The steps felt crueler going down, and the crowd moved in uneven waves. Aleem stayed slightly ahead, careful not to crowd Almahirah, but alert to her pace.

At one point, her foot slipped on a step.

It was small.

Not dramatic.

Just enough.

Aleem’s hand shot out instinctively.

He caught her forearm, steadying her.

For a brief moment, their skin touched.

Warm.

Real.

Too familiar.

Almahirah stiffened slightly, then relaxed when she found her balance.

“Thank you,” she said, voice softer than the heat.

Aleem released her immediately, not because he wanted to pull away, but because he did not trust what staying would awaken.

“Be careful,” he said.

“I am,” she replied.

But her eyes flicked to his hand as if she had also felt the electricity of something unspoken.

They continued down.

The conversation became lighter, almost against Aleem’s will.

At one point, Almahirah laughed quietly at her own exhaustion.

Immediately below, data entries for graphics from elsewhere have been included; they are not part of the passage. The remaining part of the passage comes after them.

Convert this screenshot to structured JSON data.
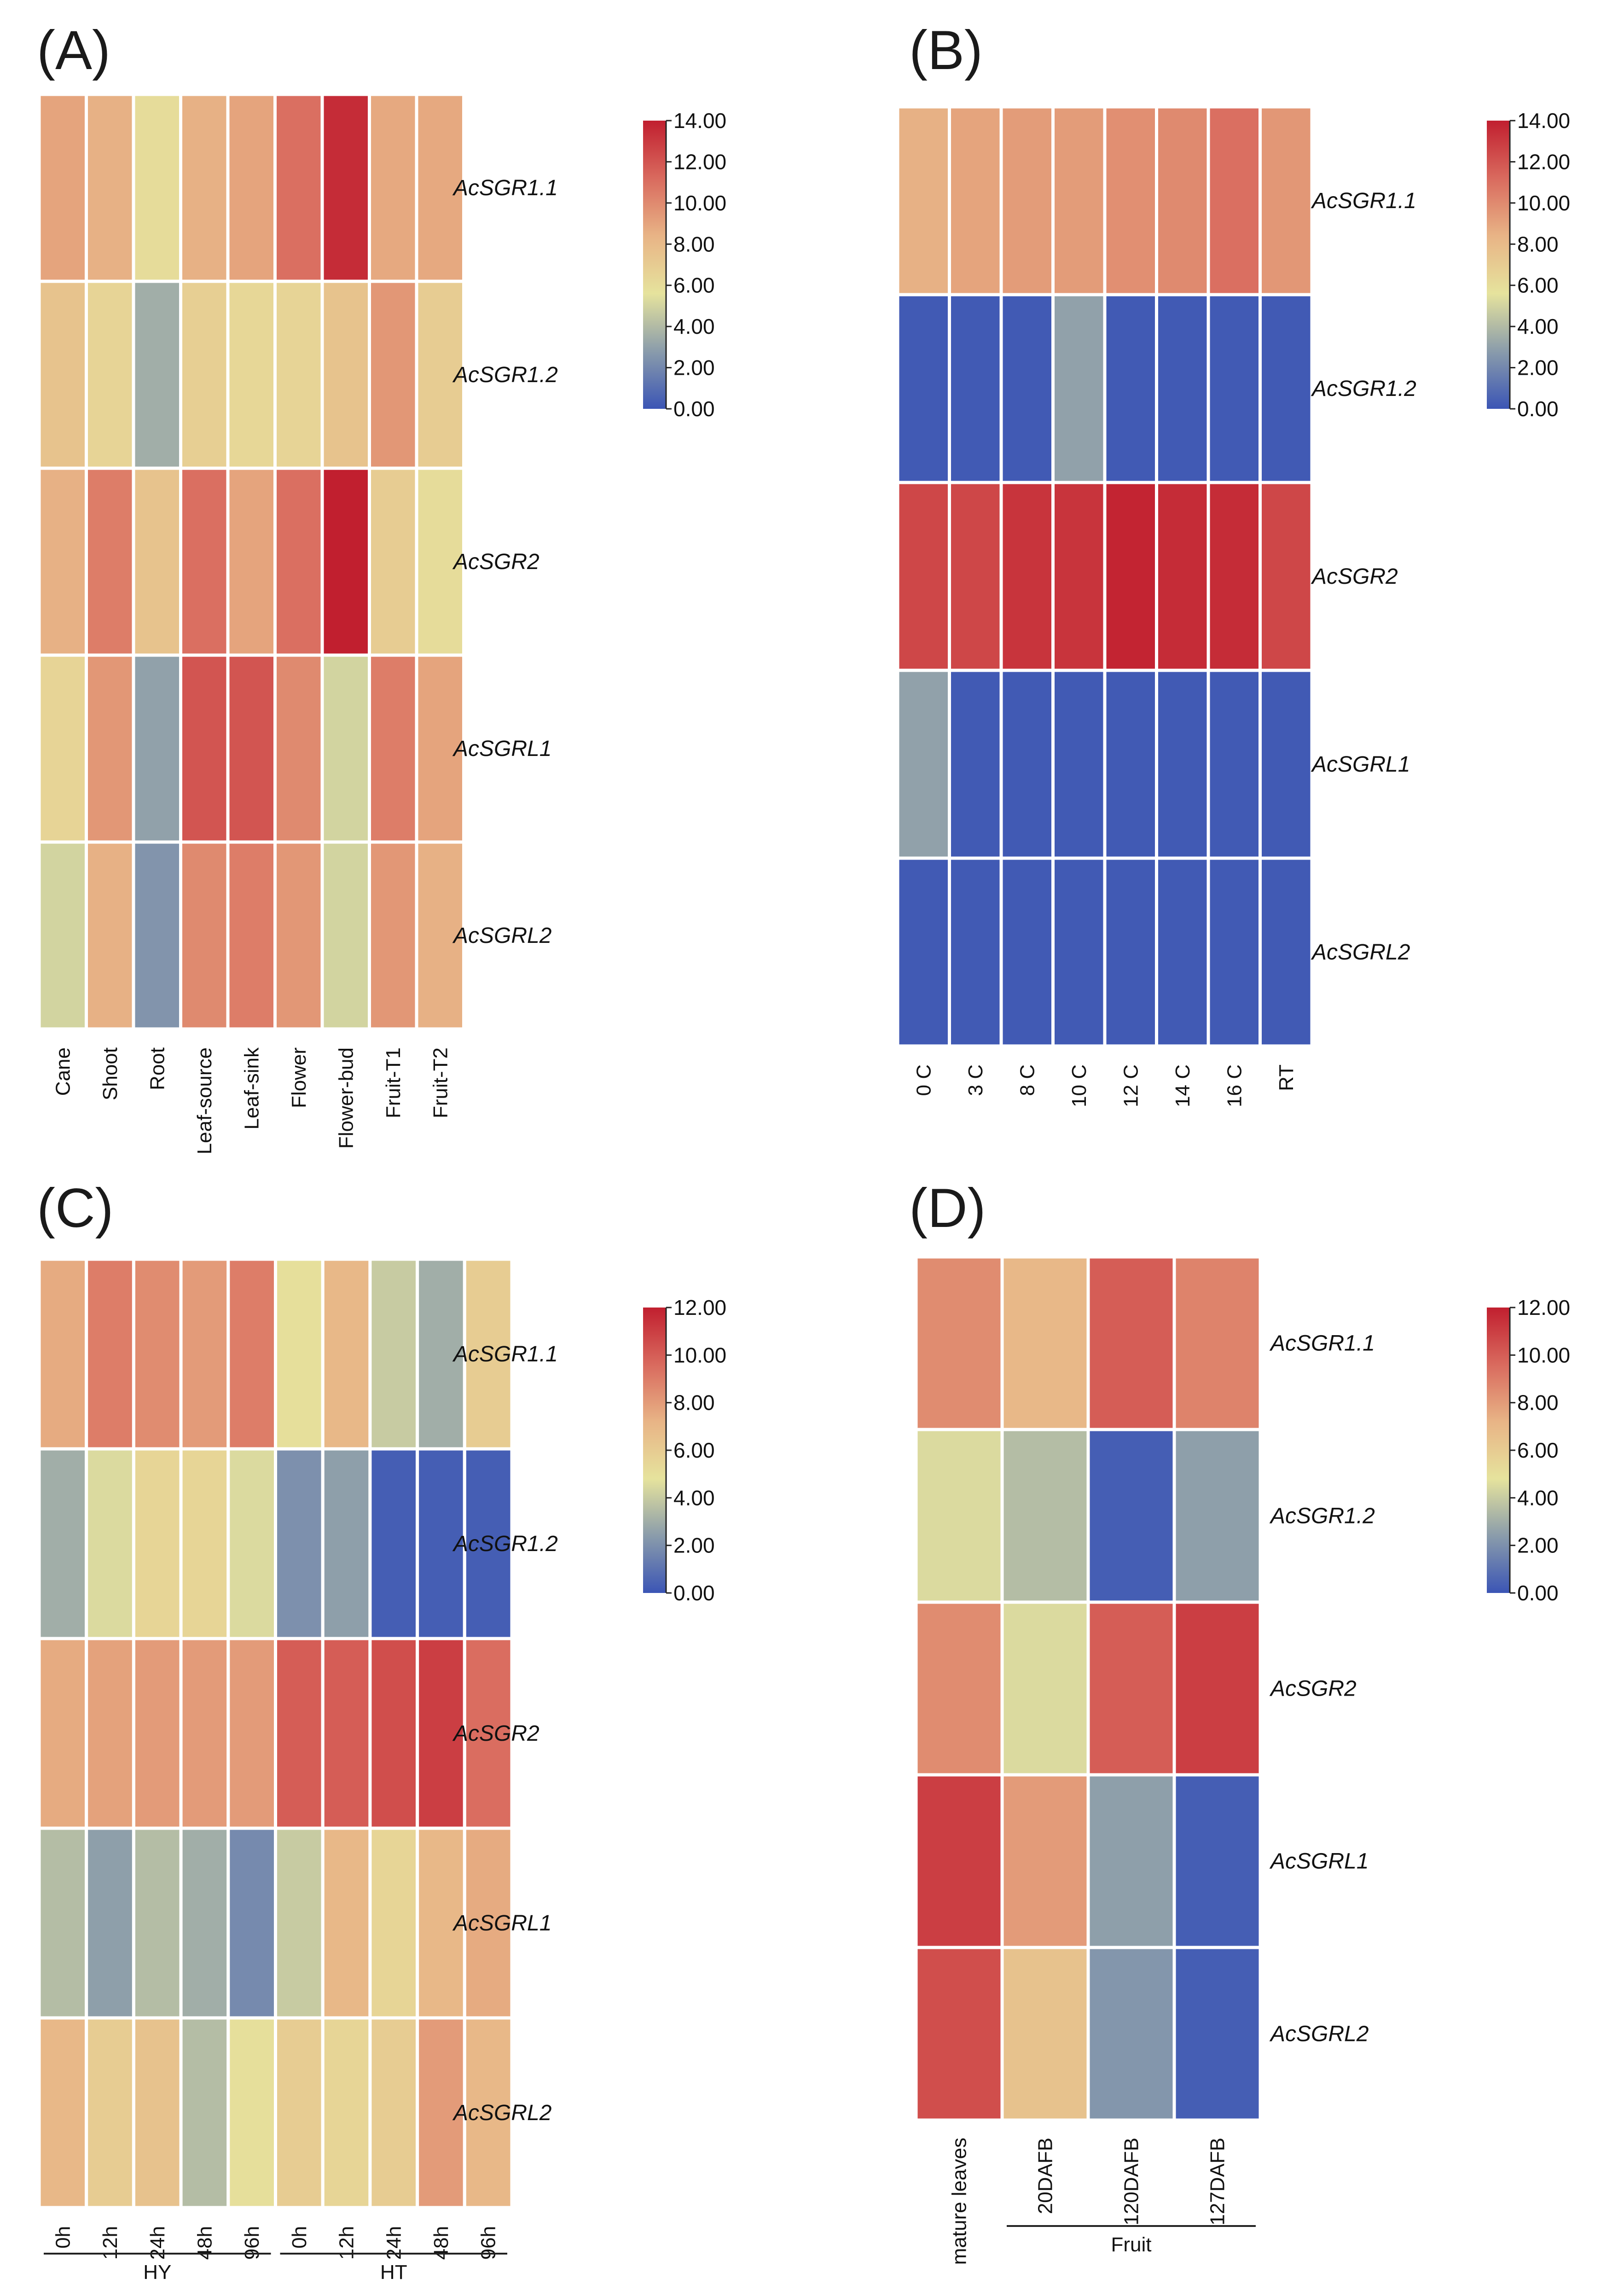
{
  "figure": {
    "panels": [
      "A",
      "B",
      "C",
      "D"
    ],
    "panel_letters": [
      "(A)",
      "(B)",
      "(C)",
      "(D)"
    ]
  },
  "colorscale": {
    "stops": [
      "#3b55b5",
      "#8a9cab",
      "#e6e39d",
      "#e8b486",
      "#d96a5e",
      "#c11f2f"
    ]
  },
  "chart_data": [
    {
      "id": "A",
      "type": "heatmap",
      "title": "(A)",
      "rows": [
        "AcSGR1.1",
        "AcSGR1.2",
        "AcSGR2",
        "AcSGRL1",
        "AcSGRL2"
      ],
      "columns": [
        "Cane",
        "Shoot",
        "Root",
        "Leaf-source",
        "Leaf-sink",
        "Flower",
        "Flower-bud",
        "Fruit-T1",
        "Fruit-T2"
      ],
      "values": [
        [
          9.0,
          8.5,
          6.0,
          8.5,
          9.0,
          11.0,
          13.5,
          8.8,
          8.8
        ],
        [
          7.5,
          6.5,
          3.5,
          6.8,
          6.3,
          6.5,
          7.5,
          9.5,
          7.0
        ],
        [
          8.5,
          10.5,
          7.5,
          11.0,
          9.0,
          11.0,
          14.0,
          7.0,
          6.0
        ],
        [
          6.5,
          9.5,
          3.0,
          12.0,
          12.0,
          10.0,
          5.0,
          10.5,
          9.0
        ],
        [
          5.0,
          8.5,
          2.5,
          10.0,
          10.5,
          9.5,
          5.0,
          9.5,
          8.5
        ]
      ],
      "vmin": 0,
      "vmax": 14,
      "colorbar_ticks": [
        "14.00",
        "12.00",
        "10.00",
        "8.00",
        "6.00",
        "4.00",
        "2.00",
        "0.00"
      ],
      "groups": []
    },
    {
      "id": "B",
      "type": "heatmap",
      "title": "(B)",
      "rows": [
        "AcSGR1.1",
        "AcSGR1.2",
        "AcSGR2",
        "AcSGRL1",
        "AcSGRL2"
      ],
      "columns": [
        "0 C",
        "3 C",
        "8 C",
        "10 C",
        "12 C",
        "14 C",
        "16 C",
        "RT"
      ],
      "values": [
        [
          8.5,
          9.0,
          9.3,
          9.3,
          9.8,
          10.0,
          11.0,
          9.5
        ],
        [
          0.2,
          0.2,
          0.2,
          3.0,
          0.2,
          0.2,
          0.2,
          0.2
        ],
        [
          12.5,
          12.5,
          13.2,
          13.2,
          13.8,
          13.5,
          13.5,
          12.5
        ],
        [
          3.0,
          0.2,
          0.2,
          0.2,
          0.2,
          0.2,
          0.2,
          0.2
        ],
        [
          0.2,
          0.2,
          0.2,
          0.2,
          0.2,
          0.2,
          0.2,
          0.2
        ]
      ],
      "vmin": 0,
      "vmax": 14,
      "colorbar_ticks": [
        "14.00",
        "12.00",
        "10.00",
        "8.00",
        "6.00",
        "4.00",
        "2.00",
        "0.00"
      ],
      "groups": []
    },
    {
      "id": "C",
      "type": "heatmap",
      "title": "(C)",
      "rows": [
        "AcSGR1.1",
        "AcSGR1.2",
        "AcSGR2",
        "AcSGRL1",
        "AcSGRL2"
      ],
      "columns": [
        "0h",
        "12h",
        "24h",
        "48h",
        "96h",
        "0h",
        "12h",
        "24h",
        "48h",
        "96h"
      ],
      "values": [
        [
          7.5,
          9.0,
          8.5,
          8.0,
          9.0,
          5.0,
          7.0,
          4.0,
          3.0,
          6.0
        ],
        [
          3.0,
          4.5,
          5.5,
          5.5,
          4.5,
          2.0,
          2.5,
          0.3,
          0.3,
          0.3
        ],
        [
          7.5,
          7.8,
          8.0,
          8.0,
          8.0,
          10.0,
          10.0,
          10.5,
          11.0,
          9.5
        ],
        [
          3.5,
          2.5,
          3.5,
          3.0,
          1.8,
          4.0,
          7.0,
          5.5,
          7.0,
          7.5
        ],
        [
          7.0,
          6.0,
          6.5,
          3.5,
          5.0,
          6.0,
          5.5,
          6.0,
          8.0,
          7.0
        ]
      ],
      "vmin": 0,
      "vmax": 12,
      "colorbar_ticks": [
        "12.00",
        "10.00",
        "8.00",
        "6.00",
        "4.00",
        "2.00",
        "0.00"
      ],
      "groups": [
        {
          "label": "HY",
          "start": 0,
          "end": 4
        },
        {
          "label": "HT",
          "start": 5,
          "end": 9
        }
      ]
    },
    {
      "id": "D",
      "type": "heatmap",
      "title": "(D)",
      "rows": [
        "AcSGR1.1",
        "AcSGR1.2",
        "AcSGR2",
        "AcSGRL1",
        "AcSGRL2"
      ],
      "columns": [
        "mature leaves",
        "20DAFB",
        "120DAFB",
        "127DAFB"
      ],
      "values": [
        [
          8.5,
          7.0,
          10.0,
          8.8
        ],
        [
          4.5,
          3.5,
          0.3,
          2.5
        ],
        [
          8.5,
          4.5,
          10.0,
          11.0
        ],
        [
          11.0,
          8.0,
          2.5,
          0.3
        ],
        [
          10.5,
          6.5,
          2.2,
          0.3
        ]
      ],
      "vmin": 0,
      "vmax": 12,
      "colorbar_ticks": [
        "12.00",
        "10.00",
        "8.00",
        "6.00",
        "4.00",
        "2.00",
        "0.00"
      ],
      "groups": [
        {
          "label": "Fruit",
          "start": 1,
          "end": 3
        }
      ]
    }
  ]
}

“I thought I was stronger,” she admitted.

Aleem’s mouth twitched. “Hospitals and mountains use different muscles.”

Her laugh grew slightly. “True.”

The sound was small.

It did not belong to the past.

It belonged to now.

And Aleem felt unsettled by how much he didn’t hate it.


They reached the base.

Malek was there, waiting, eyes scanning the crowd until he spotted Aleem.

Relief crossed Malek’s face.

Then Malek’s gaze shifted.

He saw Almahirah beside Aleem.

His expression flickered—recognition, understanding, then a deliberate neutrality.

Malek did not tease.

He did not make a joke.

He simply walked up, placed a hand on Aleem’s shoulder briefly, and asked, “You are okay?”

Aleem nodded.

He could not explain what had happened on the mountain.

Nothing had happened.

And yet… everything had.

Back at the hotel later, Aleem showered, letting the water run over his head until his thoughts slowed.

When he lay down that night, his body exhausted, his mind refused sleep.

He stared at the ceiling, the air-conditioning humming, Malek’s quiet movements in the other bed.

Aleem thought of Almahirah saying her name.

Not as a memory.

As a present fact.

He thought of her laughter.

Her steadiness.

The way she had not chased him.

He had expected anger to return when he met her.

He had expected bitterness.

Vindication.

Closure through coldness.

Instead, he had felt something worse.

Softness.

And Aleem realised, with a discomfort that sat in his chest like a stone:

What if forgiveness felt like falling again?